Microsoft released Windows 1.0 on November 20, 1985. This was the very first version of the now world-famous Microsoft Windows product line. Windows 1.0 ran as a graphically oriented and 16-bit multi-tasking shell working alongside MS-DOS. The operating system was able to provide a software environment that could run graphical computer programs designed for Windows computers.
How It Started
The development of Windows 1.0 was a brainchild of Microsoft founder, Bill Gates, after he saw a demo of a similar program suite called Visi On at COMDEX. Gates’ company presented Windows 1.0 to the public in late 1983. Running the software required using two floppy disk drives and a hardware system equipped with at least 192 KB of RAM.
Windows 1.0 was frequently touted as the front-end counterpart of the MS-DOS operating system.

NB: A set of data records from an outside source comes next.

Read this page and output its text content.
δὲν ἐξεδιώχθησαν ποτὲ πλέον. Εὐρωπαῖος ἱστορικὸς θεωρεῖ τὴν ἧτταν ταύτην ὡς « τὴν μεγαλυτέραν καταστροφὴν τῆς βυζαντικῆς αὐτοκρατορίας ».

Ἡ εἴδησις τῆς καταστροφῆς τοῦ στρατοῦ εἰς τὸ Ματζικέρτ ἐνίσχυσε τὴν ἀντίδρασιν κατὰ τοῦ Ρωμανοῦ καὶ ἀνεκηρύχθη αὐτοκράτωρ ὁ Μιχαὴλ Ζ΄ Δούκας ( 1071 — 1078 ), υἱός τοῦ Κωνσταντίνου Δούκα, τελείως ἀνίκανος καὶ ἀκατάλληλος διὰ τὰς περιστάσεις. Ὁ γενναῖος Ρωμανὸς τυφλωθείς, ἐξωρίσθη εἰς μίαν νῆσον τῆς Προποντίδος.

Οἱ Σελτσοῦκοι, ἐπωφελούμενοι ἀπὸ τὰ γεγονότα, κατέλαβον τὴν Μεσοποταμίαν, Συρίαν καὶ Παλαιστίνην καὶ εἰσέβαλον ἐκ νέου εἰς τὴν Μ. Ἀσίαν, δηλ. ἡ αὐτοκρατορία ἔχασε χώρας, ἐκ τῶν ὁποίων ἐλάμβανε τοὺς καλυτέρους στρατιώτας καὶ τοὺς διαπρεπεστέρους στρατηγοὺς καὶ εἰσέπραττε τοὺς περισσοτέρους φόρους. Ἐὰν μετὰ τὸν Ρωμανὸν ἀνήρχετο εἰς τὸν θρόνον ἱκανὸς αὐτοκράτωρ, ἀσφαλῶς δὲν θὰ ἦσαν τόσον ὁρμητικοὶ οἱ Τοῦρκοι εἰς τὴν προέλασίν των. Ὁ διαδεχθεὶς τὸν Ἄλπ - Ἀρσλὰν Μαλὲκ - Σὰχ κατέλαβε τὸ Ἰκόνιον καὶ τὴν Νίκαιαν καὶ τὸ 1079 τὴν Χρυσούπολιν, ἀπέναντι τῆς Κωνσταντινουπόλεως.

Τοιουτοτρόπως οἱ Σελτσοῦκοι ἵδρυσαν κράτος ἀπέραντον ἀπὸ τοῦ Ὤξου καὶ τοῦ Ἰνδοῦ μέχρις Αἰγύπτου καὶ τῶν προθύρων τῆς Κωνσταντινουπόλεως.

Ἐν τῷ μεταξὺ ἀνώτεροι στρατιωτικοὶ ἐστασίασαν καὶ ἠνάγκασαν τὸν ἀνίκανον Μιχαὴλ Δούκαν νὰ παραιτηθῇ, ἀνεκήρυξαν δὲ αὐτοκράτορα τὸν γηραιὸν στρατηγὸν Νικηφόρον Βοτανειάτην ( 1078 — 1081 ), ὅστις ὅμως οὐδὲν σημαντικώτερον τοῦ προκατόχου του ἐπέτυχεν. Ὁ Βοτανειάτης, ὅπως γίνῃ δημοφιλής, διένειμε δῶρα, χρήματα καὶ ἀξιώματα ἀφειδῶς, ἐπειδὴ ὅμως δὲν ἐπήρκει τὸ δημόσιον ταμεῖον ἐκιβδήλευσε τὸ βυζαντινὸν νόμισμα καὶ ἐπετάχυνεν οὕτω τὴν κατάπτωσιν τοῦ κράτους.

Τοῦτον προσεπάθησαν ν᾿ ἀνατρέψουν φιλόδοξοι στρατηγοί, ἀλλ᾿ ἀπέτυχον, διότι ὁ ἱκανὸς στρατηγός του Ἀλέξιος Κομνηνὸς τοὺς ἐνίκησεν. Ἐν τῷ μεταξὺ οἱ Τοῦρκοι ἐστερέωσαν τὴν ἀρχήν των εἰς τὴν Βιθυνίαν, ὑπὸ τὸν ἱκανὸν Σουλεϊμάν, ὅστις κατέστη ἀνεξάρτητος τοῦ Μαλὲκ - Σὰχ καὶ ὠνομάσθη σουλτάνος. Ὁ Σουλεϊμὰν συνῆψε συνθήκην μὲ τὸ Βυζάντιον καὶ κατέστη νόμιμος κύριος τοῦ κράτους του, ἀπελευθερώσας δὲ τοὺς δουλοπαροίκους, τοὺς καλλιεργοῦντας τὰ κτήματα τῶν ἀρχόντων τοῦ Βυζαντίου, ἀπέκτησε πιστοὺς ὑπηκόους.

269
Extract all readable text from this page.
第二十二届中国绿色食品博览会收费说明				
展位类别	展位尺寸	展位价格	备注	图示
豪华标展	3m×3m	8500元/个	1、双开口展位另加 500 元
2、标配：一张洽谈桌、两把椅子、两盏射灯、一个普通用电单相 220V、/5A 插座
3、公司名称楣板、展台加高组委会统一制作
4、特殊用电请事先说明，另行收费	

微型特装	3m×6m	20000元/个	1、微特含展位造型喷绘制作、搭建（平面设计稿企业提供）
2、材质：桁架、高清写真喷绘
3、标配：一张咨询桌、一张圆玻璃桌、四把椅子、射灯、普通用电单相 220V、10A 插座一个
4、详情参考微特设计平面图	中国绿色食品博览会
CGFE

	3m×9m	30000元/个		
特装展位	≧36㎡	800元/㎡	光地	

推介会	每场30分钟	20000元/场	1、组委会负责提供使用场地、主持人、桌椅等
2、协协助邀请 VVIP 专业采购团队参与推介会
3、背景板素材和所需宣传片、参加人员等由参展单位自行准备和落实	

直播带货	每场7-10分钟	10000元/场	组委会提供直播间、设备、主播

This description was also used for subsequent versions of the operating system. The OS is an MS-DOS program and has the ability to direct MS-DOS functions. Applications are called by running.exe files, very similar to MS-DOS programs. One difference, though, is that the executable files in Windows came with their own NE. Only Windows could run this file format.
Microsoft claimed the software should act as a device driver for MS-DOS 2.0. The software was different from Visi On and Apple Computer’s operating system Lisa because it supported cooperative multitasking using tiled windows. Also, unlike Visi On, the developers of Windows 1.0 didn’t have any use for Unix to create IBM PC programs. Microsoft aimed to encourage other software firms to program applications for Windows by not requiring the developers to use a Microsoft user interface in their programs. Because of this, Microsoft was able to garner support from large computer companies like Zenith, DEC and Compaq.
Ever though Windows 1.0 received positive comments during the early days, as well as strong support from several software and hardware companies, the critics weren’t so kind in their opinion of the operating system. They claimed the OS didn’t meet expectations.
One notable criticism was that Windows 1.0 required so much use of the computer mouse, a device that wasn’t widely used back then. Critics also claimed the software didn’t offer enough resources for beginners. Also noted were performance issues especially in the case of hardware systems that didn’t meet the required specifications.
The War of the Windows
In the early days of the history of Windows, its founder Gates saw the operating system as the future of Microsoft. Gates stated during InfoWorld in 1984 that the goals and resources of the company were fully invested in Windows. He also claimed that the only software programs that will have a competitive advantage in the long haul are those that work with Windows.
Because IBM was not present during the pivotal announcements of Microsoft, the press created a divide between IBM and Microsoft. In 1984, the media hyped up the “war of the windows”, referring to a business battle between IBM, Windows, and Digital Research.
But in spite of widespread criticism, Windows 1.0 turned out to be a vital milestone for the company. Now it’s part of computer history. In December 31, 2001, Microsoft officially declared Windows 1.0 as obsolete and unsupported by the software giant.